Second, I think they are particularly useful as a consumer research tool to enable your customers to interact with your brands and products early on in the research lifecycle. This is particularly important for more expensive and considered purchases like travel, especially for long trips to new destinations or products like cruises.

Third, Travel 2.0 sites also enable true word of mouth marketing since you can get feedback form your friends on other places they have visited. And lastly, they may allow marketers to reach out to new consumer segments that perhaps you are not reaching in the more traditional branding channels like newspapers, radio, and television.

Jim Kovarik, General Manager, AOL Travel:

Very little, compared to their potential (role of Travel 2.0 sites in consumer marketing). There is a great deal of exploration happening in the industry to find the right balance between compelling consumer experience and valuable business application.

I think you'll find, as many of these sites are learning, that we are still in the very early stages of figuring out that balance and right now most of the focus is on the consumer experience.

As social networking sites aggregate and rank trusted reviews from other travelers, and as the semantic Web becomes a reality, how do you think travel suppliers should participate in the conversation and use the medium to address issues head on and to serve the needs of customers?

Treyger: First, I think the aggregation of reviews from other travelers is an excellent opportunity for travel suppliers to get a pulse on the strength of the customer experience that they are providing. Specifically, it helps them understand where they are strong, and what the areas that cause customer dissatisfaction are. This information is a great opportunity to learn from your customers. Travelocity's reviews by traveler type can also help suppliers understand how they are meeting their core customer demographic (e.g., business travelers), and what their opportunities are to expand beyond that to new customer segments (e.g., families).

At Travelocity, we were the leaders to launch proactive reacomodation where even before travel 2.0, we used the feedback we received from customers about problems at a particular hotel to insure that we correct that problem both for this customer and all other customers who have booked at this property. For example, if a customer booked a hotel with a pool and arrived to learn that the pool is under construction, we would use this information to rebook this customer and notify/rebook all other customers who are planning to stay a the same hotel. As part of the review process for each review, Travelocity will forward specific comments to our Customer Service team who can proactively reach out to future travelers.

The aggregation of rank and user reviews is another opportunity for us to identify any challenges at our properties and work to correct the problem for our customers. We use our traveler reviews to provide input to our Market Managers, who can then work with our hotel partners to improve service and meet customer expectations.
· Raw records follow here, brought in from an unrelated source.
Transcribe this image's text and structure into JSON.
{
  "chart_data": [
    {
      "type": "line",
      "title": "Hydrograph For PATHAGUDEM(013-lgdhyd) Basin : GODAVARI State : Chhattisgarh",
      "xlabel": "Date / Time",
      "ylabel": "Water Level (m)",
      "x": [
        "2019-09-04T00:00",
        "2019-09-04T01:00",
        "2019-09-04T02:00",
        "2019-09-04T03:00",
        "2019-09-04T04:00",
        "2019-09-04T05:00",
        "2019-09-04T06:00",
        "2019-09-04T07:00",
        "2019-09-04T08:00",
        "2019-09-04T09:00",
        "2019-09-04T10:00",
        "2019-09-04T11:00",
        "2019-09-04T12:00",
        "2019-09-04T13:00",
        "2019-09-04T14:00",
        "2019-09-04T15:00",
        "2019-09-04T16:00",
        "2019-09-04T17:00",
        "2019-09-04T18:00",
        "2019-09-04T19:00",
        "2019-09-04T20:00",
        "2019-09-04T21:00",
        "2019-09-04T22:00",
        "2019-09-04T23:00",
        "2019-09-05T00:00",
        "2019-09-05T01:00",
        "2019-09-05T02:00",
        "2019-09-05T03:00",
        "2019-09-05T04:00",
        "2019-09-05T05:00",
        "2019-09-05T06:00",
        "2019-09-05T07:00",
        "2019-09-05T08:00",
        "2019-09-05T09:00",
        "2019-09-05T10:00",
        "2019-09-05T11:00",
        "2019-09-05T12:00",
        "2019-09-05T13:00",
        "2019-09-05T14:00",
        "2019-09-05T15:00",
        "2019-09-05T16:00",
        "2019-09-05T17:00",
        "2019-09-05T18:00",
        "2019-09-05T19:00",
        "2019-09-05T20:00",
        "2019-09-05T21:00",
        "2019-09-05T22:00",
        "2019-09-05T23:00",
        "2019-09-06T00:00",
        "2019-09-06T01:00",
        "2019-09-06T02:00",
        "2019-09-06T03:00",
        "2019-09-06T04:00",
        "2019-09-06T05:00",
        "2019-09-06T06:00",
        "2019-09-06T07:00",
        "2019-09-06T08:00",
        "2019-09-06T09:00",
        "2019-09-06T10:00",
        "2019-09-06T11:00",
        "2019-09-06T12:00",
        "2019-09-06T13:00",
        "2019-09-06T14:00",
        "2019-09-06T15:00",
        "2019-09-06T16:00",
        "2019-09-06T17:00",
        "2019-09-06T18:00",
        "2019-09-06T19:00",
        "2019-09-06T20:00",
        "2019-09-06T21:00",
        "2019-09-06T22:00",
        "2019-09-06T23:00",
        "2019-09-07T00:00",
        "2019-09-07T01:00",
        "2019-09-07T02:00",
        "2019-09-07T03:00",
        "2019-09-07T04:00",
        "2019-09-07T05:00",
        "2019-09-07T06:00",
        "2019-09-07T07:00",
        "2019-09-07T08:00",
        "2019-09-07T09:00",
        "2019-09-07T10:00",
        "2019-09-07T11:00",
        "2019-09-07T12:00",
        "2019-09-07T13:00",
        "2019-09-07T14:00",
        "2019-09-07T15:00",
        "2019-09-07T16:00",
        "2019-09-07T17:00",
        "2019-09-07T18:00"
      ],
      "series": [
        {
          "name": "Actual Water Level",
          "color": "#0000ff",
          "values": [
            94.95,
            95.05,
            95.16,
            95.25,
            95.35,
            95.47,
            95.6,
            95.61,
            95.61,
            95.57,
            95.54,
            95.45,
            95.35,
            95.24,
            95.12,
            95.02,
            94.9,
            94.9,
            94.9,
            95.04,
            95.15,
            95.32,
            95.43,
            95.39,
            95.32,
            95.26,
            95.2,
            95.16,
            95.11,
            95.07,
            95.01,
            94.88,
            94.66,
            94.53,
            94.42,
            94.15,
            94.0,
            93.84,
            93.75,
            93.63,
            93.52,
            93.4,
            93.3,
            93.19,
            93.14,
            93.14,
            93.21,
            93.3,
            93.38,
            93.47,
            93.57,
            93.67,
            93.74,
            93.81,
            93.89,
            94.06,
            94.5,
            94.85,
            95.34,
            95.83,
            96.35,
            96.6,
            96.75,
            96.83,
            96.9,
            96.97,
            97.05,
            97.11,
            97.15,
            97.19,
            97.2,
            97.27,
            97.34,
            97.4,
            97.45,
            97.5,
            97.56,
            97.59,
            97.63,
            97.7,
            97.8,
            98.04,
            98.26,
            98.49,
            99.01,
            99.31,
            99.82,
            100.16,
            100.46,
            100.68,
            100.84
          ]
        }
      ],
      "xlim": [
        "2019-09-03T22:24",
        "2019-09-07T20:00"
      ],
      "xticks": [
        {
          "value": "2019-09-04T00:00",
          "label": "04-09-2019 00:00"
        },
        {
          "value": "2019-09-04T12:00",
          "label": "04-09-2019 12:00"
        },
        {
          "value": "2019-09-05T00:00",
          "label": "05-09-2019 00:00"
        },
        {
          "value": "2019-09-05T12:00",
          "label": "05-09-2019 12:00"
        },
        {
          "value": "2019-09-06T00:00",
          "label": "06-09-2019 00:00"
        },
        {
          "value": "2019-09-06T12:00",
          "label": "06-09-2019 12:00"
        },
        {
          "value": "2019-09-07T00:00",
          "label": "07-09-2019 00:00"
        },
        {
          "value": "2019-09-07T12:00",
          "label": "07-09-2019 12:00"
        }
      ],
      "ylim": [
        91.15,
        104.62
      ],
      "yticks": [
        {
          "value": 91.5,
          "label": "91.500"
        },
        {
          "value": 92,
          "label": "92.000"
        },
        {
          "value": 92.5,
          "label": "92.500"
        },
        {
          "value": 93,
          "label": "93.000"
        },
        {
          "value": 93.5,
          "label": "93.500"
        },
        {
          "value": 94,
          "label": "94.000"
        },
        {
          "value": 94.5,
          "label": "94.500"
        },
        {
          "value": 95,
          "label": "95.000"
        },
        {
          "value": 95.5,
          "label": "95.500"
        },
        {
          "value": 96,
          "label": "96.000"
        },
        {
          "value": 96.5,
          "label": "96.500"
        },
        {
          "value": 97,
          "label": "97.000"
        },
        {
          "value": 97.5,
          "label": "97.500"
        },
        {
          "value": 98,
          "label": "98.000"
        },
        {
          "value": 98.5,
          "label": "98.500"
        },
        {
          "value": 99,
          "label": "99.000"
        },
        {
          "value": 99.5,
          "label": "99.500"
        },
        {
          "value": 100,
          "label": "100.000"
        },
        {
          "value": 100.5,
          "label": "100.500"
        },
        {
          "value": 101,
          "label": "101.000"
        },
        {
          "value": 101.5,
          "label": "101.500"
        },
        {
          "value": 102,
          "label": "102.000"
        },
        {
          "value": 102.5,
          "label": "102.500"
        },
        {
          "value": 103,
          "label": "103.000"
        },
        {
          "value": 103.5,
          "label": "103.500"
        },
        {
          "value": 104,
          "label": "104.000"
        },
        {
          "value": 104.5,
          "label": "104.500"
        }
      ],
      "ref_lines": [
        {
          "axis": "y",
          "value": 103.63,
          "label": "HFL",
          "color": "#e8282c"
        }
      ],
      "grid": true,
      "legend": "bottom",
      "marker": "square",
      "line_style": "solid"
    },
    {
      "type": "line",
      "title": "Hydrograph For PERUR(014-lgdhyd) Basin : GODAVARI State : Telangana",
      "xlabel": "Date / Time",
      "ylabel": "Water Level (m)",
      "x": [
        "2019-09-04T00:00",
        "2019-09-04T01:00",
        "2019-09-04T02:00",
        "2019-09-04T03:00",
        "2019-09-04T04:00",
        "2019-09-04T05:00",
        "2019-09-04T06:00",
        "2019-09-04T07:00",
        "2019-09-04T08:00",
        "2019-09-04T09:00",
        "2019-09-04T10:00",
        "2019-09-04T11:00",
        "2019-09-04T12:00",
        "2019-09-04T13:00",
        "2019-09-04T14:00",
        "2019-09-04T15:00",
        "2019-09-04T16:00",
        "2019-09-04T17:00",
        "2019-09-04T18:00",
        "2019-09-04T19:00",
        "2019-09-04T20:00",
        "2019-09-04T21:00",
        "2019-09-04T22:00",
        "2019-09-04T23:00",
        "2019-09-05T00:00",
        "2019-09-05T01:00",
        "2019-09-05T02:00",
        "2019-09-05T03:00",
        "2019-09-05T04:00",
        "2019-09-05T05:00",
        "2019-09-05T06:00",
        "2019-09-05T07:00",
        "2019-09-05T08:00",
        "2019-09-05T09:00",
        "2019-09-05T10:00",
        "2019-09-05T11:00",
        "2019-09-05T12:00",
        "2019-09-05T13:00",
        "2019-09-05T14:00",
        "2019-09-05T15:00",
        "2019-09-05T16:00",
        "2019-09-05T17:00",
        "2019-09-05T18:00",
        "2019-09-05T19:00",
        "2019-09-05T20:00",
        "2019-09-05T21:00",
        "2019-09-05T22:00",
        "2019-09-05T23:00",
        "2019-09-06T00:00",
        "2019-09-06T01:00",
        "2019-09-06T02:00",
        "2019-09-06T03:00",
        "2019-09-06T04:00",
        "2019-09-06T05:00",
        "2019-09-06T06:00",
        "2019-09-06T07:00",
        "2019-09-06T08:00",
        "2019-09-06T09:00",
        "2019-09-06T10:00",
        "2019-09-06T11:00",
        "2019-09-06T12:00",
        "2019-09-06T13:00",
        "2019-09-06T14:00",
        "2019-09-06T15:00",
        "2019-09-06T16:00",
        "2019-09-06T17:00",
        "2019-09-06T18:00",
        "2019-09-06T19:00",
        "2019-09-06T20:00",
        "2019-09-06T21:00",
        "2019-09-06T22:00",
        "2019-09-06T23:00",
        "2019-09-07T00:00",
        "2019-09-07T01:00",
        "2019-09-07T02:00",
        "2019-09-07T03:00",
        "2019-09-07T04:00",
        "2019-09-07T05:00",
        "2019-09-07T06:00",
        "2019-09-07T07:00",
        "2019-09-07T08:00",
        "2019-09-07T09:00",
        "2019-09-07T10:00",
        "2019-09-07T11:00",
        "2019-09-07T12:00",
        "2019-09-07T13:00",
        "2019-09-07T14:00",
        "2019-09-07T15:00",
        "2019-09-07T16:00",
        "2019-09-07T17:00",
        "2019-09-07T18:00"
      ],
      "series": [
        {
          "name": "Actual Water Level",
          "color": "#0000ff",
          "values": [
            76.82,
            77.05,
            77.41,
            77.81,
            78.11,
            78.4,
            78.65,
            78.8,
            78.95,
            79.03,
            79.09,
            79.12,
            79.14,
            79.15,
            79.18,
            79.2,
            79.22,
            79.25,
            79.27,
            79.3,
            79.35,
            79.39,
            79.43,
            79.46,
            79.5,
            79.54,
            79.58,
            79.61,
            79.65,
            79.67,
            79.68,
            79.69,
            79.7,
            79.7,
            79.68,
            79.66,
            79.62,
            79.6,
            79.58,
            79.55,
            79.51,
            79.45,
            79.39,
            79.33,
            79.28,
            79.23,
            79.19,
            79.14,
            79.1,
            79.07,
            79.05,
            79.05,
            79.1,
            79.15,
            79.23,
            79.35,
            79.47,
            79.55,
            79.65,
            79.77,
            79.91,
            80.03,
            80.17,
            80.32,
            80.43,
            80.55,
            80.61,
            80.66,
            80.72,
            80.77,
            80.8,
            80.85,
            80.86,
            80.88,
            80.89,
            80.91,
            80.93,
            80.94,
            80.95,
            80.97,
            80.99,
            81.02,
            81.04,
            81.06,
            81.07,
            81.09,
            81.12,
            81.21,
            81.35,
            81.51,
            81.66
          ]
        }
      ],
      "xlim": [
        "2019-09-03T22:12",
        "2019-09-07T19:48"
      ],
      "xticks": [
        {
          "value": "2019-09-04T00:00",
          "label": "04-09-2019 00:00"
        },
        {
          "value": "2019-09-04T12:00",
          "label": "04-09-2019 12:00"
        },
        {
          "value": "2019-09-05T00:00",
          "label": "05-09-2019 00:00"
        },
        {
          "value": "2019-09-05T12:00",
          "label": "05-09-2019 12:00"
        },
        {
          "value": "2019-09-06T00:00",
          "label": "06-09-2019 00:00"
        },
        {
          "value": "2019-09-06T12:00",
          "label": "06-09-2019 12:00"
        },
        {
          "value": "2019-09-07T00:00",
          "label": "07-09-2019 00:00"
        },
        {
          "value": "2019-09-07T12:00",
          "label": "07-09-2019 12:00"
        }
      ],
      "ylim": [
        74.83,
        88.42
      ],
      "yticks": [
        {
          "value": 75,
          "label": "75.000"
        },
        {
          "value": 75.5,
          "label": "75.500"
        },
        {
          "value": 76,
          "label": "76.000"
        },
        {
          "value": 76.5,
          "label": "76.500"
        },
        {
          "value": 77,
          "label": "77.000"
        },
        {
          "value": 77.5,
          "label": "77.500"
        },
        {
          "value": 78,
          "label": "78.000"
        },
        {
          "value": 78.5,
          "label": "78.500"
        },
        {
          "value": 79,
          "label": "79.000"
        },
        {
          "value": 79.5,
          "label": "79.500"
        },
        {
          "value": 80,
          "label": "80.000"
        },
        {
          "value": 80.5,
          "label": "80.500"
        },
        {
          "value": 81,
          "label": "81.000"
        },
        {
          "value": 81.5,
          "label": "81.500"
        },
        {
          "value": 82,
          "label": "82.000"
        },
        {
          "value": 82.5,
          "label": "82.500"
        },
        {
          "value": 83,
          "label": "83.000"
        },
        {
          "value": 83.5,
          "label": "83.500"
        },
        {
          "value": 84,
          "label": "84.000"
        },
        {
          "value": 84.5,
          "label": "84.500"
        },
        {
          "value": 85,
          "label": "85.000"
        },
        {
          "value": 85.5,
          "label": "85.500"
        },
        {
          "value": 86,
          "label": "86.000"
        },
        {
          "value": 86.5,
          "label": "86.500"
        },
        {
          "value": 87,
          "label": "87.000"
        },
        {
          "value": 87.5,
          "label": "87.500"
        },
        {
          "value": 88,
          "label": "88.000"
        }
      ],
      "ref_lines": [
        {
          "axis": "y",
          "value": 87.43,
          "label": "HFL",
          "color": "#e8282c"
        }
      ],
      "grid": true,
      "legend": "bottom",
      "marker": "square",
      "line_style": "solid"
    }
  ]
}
After all, both OTAs and suppliers want customers whose expectations are properly set.

In a nutshell, the aggregation of reviews really provides opportunities to improve your service based on customer feedback, whether you are an OTA or a supplier.

Kovarik: Well, before joining the conversation the first thing suppliers should do, if they aren't already, is listen. Visit as many of these sites as possible, carefully read what consumers are saying about their brands and see if it aligns with the marketing message they're trying to convey. If it doesn't, you have a problem. Participating in the conversation is a little more risky as, depending on the site, consumers may or may not be receptive to having a supplier responding directly to their comments.